Caitlin Coyle

      Based on the content you viewed, what do you think video adds to courses?


      Hi all,

      Agree with all of the above: personalisation; interactivity (liked the emoji use in Loom); exposure to different accents and dialects. I also video can at times (not always!) be quicker than saying things in writing. For example, I didn’t have time in class once to go over the various websites that students can use to improve their vocab and collocations, so I introduced two in class (Flax and Oxford Text Checker) and then I made a short video after class going through some others websites (Coxhead’s AWL; EAP Foundation AWL Highlighter; Oxford Learner’s Dictionary collocation section, etc.). I was personally wasn’t too worried that the video was a bit amateurish- a recorded Zoom screencast – because it was something my students had asked for (not the video, just more ways to improve their vocab) so I though it was enough for its purpose.  I didn’t make a script but it would have perhaps been more seamless if I had made a script.
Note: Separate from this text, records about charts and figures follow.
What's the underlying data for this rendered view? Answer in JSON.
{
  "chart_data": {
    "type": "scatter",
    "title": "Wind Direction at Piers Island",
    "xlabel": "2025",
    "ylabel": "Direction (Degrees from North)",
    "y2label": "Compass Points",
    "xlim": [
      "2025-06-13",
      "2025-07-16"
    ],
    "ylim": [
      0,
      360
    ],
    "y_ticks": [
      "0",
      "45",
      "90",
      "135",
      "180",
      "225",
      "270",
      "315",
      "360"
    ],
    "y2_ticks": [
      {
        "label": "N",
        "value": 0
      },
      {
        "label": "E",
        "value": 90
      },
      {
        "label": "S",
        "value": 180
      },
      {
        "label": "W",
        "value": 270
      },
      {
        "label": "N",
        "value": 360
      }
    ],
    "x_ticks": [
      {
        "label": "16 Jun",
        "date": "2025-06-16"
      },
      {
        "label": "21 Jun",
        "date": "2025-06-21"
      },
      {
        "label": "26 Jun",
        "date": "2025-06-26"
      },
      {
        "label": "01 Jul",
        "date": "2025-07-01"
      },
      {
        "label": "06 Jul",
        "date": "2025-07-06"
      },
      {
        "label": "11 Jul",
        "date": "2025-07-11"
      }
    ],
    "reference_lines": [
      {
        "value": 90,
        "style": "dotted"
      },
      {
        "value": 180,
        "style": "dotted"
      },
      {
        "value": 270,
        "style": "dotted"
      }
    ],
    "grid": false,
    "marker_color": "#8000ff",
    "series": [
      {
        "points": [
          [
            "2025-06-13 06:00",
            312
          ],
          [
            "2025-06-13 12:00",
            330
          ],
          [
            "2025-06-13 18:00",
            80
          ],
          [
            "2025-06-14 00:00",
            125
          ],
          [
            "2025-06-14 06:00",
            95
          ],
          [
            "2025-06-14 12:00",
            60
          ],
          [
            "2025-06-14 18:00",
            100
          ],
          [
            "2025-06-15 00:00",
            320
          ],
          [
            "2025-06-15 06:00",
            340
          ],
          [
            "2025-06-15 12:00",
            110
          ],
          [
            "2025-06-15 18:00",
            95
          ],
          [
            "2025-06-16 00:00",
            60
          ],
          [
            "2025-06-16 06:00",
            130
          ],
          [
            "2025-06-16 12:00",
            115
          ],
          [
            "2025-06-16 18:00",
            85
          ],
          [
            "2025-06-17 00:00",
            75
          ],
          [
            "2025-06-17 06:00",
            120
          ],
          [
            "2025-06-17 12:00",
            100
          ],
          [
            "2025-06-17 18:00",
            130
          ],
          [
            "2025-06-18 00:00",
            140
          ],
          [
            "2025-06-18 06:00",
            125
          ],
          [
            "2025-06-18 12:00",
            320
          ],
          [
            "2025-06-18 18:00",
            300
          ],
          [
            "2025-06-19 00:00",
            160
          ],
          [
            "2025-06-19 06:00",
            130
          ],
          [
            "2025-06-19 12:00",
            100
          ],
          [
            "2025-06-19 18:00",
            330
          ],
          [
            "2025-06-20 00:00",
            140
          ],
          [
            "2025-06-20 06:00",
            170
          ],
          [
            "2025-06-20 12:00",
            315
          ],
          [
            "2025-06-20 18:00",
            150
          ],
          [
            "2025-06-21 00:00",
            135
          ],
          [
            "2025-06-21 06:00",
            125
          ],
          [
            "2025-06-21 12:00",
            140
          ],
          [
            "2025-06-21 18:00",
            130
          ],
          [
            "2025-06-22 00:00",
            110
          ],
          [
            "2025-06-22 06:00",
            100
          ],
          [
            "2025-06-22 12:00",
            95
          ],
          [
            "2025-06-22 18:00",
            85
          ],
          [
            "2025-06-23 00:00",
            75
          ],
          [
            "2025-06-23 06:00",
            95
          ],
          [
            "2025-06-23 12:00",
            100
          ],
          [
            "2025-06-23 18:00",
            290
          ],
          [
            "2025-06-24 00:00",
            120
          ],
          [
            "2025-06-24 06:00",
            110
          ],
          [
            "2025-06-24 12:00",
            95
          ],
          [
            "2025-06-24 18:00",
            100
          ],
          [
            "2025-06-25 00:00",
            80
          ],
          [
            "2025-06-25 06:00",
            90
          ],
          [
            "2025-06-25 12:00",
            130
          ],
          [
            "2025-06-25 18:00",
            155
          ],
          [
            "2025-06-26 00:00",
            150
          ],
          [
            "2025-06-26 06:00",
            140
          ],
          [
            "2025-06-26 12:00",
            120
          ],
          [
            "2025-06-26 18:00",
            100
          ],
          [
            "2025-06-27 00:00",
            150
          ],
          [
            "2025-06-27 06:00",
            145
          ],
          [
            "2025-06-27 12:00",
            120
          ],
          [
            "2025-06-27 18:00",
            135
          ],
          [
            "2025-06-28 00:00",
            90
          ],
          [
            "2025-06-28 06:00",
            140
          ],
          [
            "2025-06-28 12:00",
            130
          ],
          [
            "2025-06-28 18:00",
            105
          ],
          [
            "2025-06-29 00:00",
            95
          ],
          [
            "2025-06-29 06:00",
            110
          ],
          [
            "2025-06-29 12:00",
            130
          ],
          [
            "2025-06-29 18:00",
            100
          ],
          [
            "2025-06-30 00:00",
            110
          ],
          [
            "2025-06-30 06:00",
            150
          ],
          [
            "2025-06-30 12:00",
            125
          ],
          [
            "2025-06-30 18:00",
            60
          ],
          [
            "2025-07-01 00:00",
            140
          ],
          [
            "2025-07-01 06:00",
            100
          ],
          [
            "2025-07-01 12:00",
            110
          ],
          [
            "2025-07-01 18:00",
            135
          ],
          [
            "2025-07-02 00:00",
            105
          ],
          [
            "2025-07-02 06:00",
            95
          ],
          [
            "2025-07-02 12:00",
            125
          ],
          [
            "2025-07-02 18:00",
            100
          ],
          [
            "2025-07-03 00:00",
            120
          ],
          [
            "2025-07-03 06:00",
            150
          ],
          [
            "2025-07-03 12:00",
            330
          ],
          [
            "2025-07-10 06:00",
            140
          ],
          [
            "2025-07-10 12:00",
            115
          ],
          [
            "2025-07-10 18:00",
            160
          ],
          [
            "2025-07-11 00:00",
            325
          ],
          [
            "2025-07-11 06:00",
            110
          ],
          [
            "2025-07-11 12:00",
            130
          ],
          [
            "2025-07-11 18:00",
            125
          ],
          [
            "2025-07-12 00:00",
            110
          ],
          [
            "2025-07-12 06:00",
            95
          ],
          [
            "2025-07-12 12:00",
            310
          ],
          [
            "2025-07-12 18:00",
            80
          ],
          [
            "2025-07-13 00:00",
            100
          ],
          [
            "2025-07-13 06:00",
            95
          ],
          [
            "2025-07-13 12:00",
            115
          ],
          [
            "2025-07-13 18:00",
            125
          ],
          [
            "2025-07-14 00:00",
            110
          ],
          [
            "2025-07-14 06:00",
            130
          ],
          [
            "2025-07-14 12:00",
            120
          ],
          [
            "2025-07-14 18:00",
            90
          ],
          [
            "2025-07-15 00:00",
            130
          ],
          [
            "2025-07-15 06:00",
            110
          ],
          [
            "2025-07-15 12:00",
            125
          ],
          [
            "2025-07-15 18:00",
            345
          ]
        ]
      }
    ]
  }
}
Obviously though creating actual activities that would be far more time-consuming.


      Something I was thinking was that a good mix of reading and listening is necessary though even if hearing is preferable to reading. I  know for example some people hate  getting whatsapp audios and would prefer the text as reading can potentially be done more easily than listening (and watching) at times. For me writing can be a real drag and making a quick audio/ screencast can be quite useful. Audio feedback is an area I’m getting interested in and maybe there is scope for video feedback. This may be very time consuming but then again so is the written! I suppose it comes down to what teachers are comfortable with, what time they are given and what they think will best help the student.